Silicon Gets an Assist

Credit: Lorenzo Mangolini and Ming Lee

Credit: Lorenzo Mangolini and Ming Lee

 

Solar panels, supercomputers and semiconductors all rely on silicon, a material that, for all its wonders, has limitations when it comes to converting light into electricity. Silicon can efficiently convert red light into electricity, but with blue light, silicon loses most of the energy as heat. Researchers have long hypothesized that the way around this inefficiency is to pair silicon with an organic material that converts blue photons into pairs of red photons, essentially getting silicon out of the business of inefficient blue-light conversion.

A team of researchers at The University of Texas at Austin and University of California, Riverside have taken a big step closer to that goal by linking silicon and a carbon-based material with tiny chemical wires and demonstrating for the first time the transfer of energy between the two materials. According to UT Austin associate professor of chemistry Sean Roberts, whose lab led much of the research, this could help make solar panels, most of which use silicon, more efficient.

The team has already demonstrated the transfer of energy from silicon to anthracene, basically soot.

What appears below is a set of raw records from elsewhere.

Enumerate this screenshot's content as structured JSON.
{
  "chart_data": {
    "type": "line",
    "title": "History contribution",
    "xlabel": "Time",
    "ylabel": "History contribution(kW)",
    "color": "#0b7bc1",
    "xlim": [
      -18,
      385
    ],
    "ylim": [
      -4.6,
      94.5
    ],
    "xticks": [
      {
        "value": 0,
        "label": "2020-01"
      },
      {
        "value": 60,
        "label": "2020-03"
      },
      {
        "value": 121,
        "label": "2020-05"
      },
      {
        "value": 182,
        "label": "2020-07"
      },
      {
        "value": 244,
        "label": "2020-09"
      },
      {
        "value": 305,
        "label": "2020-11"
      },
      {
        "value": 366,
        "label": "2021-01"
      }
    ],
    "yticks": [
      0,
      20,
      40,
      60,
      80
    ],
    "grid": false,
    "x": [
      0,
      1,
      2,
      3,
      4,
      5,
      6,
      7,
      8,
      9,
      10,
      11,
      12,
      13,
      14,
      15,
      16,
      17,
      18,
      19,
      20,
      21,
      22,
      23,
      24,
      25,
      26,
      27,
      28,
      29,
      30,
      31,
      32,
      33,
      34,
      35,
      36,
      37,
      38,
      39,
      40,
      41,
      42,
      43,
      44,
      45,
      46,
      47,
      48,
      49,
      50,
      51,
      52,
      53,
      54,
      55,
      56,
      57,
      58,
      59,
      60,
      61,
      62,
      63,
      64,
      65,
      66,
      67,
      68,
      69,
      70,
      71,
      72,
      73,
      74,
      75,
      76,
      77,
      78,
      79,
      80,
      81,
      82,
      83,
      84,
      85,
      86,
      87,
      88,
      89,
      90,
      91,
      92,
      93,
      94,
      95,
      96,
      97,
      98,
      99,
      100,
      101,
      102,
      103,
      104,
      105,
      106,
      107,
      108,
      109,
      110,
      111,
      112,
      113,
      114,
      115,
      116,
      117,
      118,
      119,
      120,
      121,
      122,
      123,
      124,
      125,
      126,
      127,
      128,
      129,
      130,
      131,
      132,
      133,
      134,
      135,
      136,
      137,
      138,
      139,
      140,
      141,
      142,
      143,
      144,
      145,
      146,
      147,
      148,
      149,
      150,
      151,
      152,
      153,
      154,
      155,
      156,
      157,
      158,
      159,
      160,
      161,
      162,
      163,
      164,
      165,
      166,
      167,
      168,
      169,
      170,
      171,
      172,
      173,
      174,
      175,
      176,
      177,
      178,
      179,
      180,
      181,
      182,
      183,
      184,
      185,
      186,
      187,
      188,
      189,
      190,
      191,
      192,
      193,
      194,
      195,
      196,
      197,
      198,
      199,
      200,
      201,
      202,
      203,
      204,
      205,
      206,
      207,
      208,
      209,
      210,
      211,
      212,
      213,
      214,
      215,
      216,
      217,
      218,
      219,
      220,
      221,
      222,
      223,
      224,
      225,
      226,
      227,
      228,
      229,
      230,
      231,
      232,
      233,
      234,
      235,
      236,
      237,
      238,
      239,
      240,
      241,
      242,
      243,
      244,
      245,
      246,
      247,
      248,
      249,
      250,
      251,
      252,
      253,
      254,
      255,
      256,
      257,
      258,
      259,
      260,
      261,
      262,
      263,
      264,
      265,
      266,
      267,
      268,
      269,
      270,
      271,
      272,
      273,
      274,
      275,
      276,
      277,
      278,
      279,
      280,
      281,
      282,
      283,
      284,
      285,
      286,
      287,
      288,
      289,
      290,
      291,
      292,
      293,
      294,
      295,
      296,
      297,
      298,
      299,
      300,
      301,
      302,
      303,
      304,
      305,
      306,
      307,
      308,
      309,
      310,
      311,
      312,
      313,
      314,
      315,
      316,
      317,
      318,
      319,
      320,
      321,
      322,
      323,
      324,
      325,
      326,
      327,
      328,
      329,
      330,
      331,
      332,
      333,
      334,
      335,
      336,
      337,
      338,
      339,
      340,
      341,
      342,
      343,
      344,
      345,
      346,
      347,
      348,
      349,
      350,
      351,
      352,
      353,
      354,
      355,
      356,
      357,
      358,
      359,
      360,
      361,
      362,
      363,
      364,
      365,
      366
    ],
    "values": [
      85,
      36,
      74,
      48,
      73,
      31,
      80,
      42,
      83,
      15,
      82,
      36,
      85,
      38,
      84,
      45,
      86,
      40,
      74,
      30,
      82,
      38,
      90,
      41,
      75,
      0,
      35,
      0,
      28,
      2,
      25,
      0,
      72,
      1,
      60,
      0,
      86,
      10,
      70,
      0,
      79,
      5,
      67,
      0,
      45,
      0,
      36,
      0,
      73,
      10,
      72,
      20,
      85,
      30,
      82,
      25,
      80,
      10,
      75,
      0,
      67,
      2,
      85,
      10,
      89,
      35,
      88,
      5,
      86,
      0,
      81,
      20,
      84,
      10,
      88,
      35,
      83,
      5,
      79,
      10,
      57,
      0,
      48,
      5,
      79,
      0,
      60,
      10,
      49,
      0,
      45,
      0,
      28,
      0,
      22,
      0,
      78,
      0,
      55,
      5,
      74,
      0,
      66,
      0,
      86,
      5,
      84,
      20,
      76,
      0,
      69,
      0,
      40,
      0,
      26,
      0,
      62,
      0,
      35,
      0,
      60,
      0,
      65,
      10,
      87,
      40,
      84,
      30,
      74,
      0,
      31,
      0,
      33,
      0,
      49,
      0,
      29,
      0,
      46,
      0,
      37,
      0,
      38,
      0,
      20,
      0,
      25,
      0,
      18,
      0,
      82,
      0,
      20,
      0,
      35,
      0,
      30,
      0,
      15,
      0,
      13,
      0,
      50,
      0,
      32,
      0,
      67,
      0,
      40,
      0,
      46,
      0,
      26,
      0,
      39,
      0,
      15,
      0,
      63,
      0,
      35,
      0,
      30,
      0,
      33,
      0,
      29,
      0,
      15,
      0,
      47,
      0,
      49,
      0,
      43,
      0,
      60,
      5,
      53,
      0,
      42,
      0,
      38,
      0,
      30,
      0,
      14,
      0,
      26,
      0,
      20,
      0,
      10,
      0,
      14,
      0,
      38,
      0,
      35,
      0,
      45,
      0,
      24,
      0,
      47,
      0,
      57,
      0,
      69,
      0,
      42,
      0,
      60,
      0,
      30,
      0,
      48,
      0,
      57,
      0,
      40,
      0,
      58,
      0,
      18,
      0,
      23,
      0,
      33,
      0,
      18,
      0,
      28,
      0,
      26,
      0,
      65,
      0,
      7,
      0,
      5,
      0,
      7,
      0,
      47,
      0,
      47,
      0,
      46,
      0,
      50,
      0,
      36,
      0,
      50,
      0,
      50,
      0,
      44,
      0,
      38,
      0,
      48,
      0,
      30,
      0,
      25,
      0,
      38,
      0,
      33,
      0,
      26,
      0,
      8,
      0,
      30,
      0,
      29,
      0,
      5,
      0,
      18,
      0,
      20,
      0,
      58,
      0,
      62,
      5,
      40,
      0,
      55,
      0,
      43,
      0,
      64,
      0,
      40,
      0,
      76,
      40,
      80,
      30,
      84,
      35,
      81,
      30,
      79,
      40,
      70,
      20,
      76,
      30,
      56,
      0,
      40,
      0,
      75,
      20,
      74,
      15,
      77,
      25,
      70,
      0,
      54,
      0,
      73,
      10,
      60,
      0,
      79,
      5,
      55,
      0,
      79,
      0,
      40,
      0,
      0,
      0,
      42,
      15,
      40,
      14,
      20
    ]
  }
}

And they are developing another carbon-based material that they believe can transfer energy to silicon, essentially the reverse process.

“In addition to their use for solar energy, these materials may be useful in driving high energy chemical reactions using low energy photons since they can pool their energy together,” said Roberts. “Other researchers have shown that this approach can work and is useful in using light to drive chemistry in hard to get to environments, like biological settings.”